La costruzione del sacrario delle Fosse Ardeatine inizia il 22 novembre 1947; il cantiere durerà due anni.
Raggiungibile dal piazzale o dalle gallerie, è avvistabile dalla via Ardeatina.

Ottenuti il consenso e la firma di tutte le famiglie, il 22 novembre 1947 inizia la costruzione del sacrario e, due anni dopo, il quinto anniversario dell’eccidio è commemorato dall’inaugurazione di un caposaldo dell’architettura moderna, risultato del primo concorso dell’Italia democratica, perenne testimonianza che la conquista della libertà non può prescindere dalla vittoria sulla retorica e il trionfalismo.

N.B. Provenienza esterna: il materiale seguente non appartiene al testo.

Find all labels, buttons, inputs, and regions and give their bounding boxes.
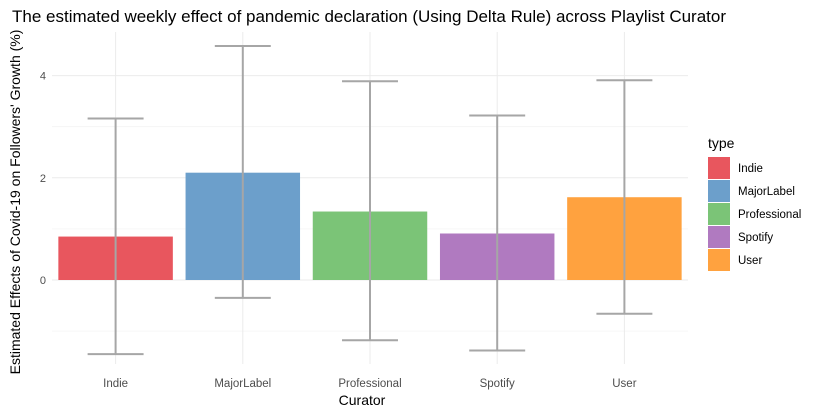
chart-title: The estimated weekly effect of pandemic …	[12, 7, 726, 26]
legend: type Indie MajorLabel Professional Spotify U…	[708, 135, 801, 271]
legend-key-indie	[708, 157, 730, 179]
legend-title: type	[708, 135, 735, 151]
x-axis-label: Curator	[339, 392, 386, 408]
x-tick-label: MajorLabel	[214, 378, 271, 390]
y-tick-label: 4	[40, 71, 46, 83]
error-bar-indie	[87, 117, 144, 356]
error-bars	[87, 44, 653, 356]
legend-label: Professional	[738, 209, 801, 221]
legend-label: MajorLabel	[738, 186, 795, 198]
legend-key-spotify	[708, 226, 730, 248]
legend-key-majorlabel	[708, 180, 730, 202]
y-tick-labels: 0 2 4	[40, 71, 46, 287]
x-tick-label: User	[612, 378, 636, 390]
legend-label: Spotify	[738, 232, 773, 244]
legend-label: Indie	[738, 163, 763, 175]
legend-label: User	[738, 255, 762, 267]
error-bar-spotify	[469, 114, 526, 352]
y-tick-label: 2	[40, 173, 46, 185]
error-bar-majorlabel	[214, 44, 271, 299]
y-tick-label: 0	[40, 275, 46, 287]
legend-key-user	[708, 249, 730, 271]
x-tick-label: Professional	[338, 378, 401, 390]
error-bar-user	[596, 79, 653, 315]
x-tick-label: Spotify	[480, 378, 515, 390]
legend-key-professional	[708, 203, 730, 225]
error-bar-professional	[342, 80, 398, 342]
y-axis-label: Estimated Effects of Covid-19 on Followe…	[7, 30, 23, 375]
x-tick-label: Indie	[103, 378, 128, 390]
x-tick-labels: Indie MajorLabel Professional Spotify User	[103, 378, 637, 390]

La cerimonia che ha luogo da allora ogni anno al cospetto di autorità, associazioni partigiane e di deportati, studenti e comuni cittadini, assume un valore ben più ampio dell’evocazione di un singolo episodio di resistenza antifascista.

Come commenta Alessandro Portelli nel suo fondamentale contributo alla vicenda (L’ordine è già stato eseguito, Donzelli, 1999):

Le Fosse Ardeatine non sono solo il luogo in cui molte storie finiscono, ma anche quello da cui un’infinità di altre storie si diramano. Da lì riparte una battaglia per il significato e la memoria [ … ]. La storia delle Fosse Ardeatine è la storia di come la città. Le istituzioni e le singole persone, hanno provato a elaborare il senso di questa morte di massa che pure è morte di singoli, assurda, violenta, crudele.

Se l’autore attualizza e personalizza quella storia dando voce ai sopravvissuti, ogni anno, al culmine della commemorazione, i nomi dei 335 trucidati vengono scanditi ad alta voce.

Ma il passatismo non si dà per vinto: dal luglio 1949, e per due anni, si accanisce contro il progetto di Mirko per la cancellata di ingresso, definendolo ottusamente «una stonatura», «espressione di carattere decorativo frivolo», alieno dal «senso severo» delle opere monumentali.

La sua difesa, sostenuta da critici illuminati quali Lionello Venturi e Giulio Carlo Argan, si traduce in una battaglia per l’arte moderna, per ricerche formali avanzate e autonome, aliene da qualsivoglia realismo descrittivo ed evocativo.

Contro la decisiva presa di posizione degli architetti a favore «dell’unica ipotesi idonea ad inserirsi nel complesso monumentale», nulla possono bocciature e ostruzionismi e, nel marzo 1950, il progetto è approvato con otto voti favorevoli, sette contrari e un’astensione.

Nessuna polemica accompagna invece la conformista scultura di Coccia: un pegno alla tradizione.